Garlann Nizon précise que les rendez-vous seront en visioconférence.
Le Bureau approuve ce projet et autorise M. le Président à signatures.

10. Point sur les nouveaux Relais de Services Publics et décision à prendre
6 RSP ont été équipés en matériel et visioconférence en partie à l’aide d’une subvention du CG07. Il est décidé par le Bureau d’assimiler le coût de maintenance de ces équipements à celui des visio-accueils, soit 5,10 euros HT par mois.
Par ailleurs, Aïda Boyer s’étonne des informations qui remontent sur le faible démarrage du dispositif. Il est demandé à Garlann Nizon de faire le point avec la Préfecture sur le taux de fréquentation.

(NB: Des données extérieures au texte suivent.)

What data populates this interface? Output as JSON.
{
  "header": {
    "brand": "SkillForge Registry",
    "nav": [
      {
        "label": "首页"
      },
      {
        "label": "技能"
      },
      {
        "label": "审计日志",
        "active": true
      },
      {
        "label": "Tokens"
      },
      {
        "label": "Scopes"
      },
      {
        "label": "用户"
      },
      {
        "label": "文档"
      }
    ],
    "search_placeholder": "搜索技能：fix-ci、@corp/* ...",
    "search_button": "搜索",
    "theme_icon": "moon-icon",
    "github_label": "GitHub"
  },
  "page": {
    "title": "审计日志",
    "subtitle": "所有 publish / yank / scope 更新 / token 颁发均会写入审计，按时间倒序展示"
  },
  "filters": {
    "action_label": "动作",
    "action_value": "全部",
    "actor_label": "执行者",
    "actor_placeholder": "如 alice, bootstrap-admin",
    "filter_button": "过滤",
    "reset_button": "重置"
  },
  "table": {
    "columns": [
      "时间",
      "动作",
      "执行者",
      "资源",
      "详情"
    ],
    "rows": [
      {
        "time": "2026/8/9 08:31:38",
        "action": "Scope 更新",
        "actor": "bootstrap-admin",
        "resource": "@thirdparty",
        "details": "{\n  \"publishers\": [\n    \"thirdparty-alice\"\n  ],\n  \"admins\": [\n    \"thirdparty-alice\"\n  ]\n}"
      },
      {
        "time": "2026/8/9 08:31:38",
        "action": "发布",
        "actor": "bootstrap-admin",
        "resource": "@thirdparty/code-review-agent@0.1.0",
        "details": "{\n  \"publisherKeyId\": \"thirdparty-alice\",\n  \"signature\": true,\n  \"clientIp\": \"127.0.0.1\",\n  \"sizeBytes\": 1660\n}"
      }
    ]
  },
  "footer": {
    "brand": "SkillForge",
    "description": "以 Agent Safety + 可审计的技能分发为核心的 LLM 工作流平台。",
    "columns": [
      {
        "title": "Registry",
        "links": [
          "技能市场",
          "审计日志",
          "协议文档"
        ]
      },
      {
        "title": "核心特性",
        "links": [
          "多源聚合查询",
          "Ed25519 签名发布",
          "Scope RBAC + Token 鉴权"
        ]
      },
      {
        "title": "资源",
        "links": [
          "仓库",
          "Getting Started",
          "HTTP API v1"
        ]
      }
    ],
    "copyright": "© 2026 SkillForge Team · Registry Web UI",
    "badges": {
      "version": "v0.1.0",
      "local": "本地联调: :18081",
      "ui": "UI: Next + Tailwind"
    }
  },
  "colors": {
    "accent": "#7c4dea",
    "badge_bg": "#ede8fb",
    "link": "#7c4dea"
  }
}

11. Choix d’un nouveau slogan pour le Syndicat
Amandine Renault explique qu’au vu du changement de statuts (le Syndicat est passé d’un syndicat intercommunal à vocation unique à un syndicat mixte), il a été décidé de changer aussi de slogan.
L’actuel slogan est « l’informatique et l’internet des collectivités territoriales ». Il est proposé au Bureau 4 slogans, qui ont été soumis à un sondage sur le site internet des Inforoutes :
- le syndicat mixte de l’informatique : 24 votes
- le numérique au service des territoires : 19
- le numérique des collectivités : 6
- le service public de l’informatique : 5

Après débat, le Bureau syndical se prononce pour « le numérique au service des territoires ». Ce slogan sera apposé sur les nouvelles voitures du Syndicat. Daniel Suszwalak précise que les enveloppes, papiers à en-tête... qui portent encore l’ancien slogan ne seront pas jetés mais utilisés dans un souci d’économie et de respect de l’environnement.

12. Indemnité de conseil pour le comptable public
Le comptable public ayant changé, le Bureau doit valider l’indemnité de conseil pour son remplaçant, qui est intérimaire. Il est rappelé que le montant de cette indemnité était fixé précédemment à 70% du taux maximum, le Bureau renouvelle à l’unanimité cette décision.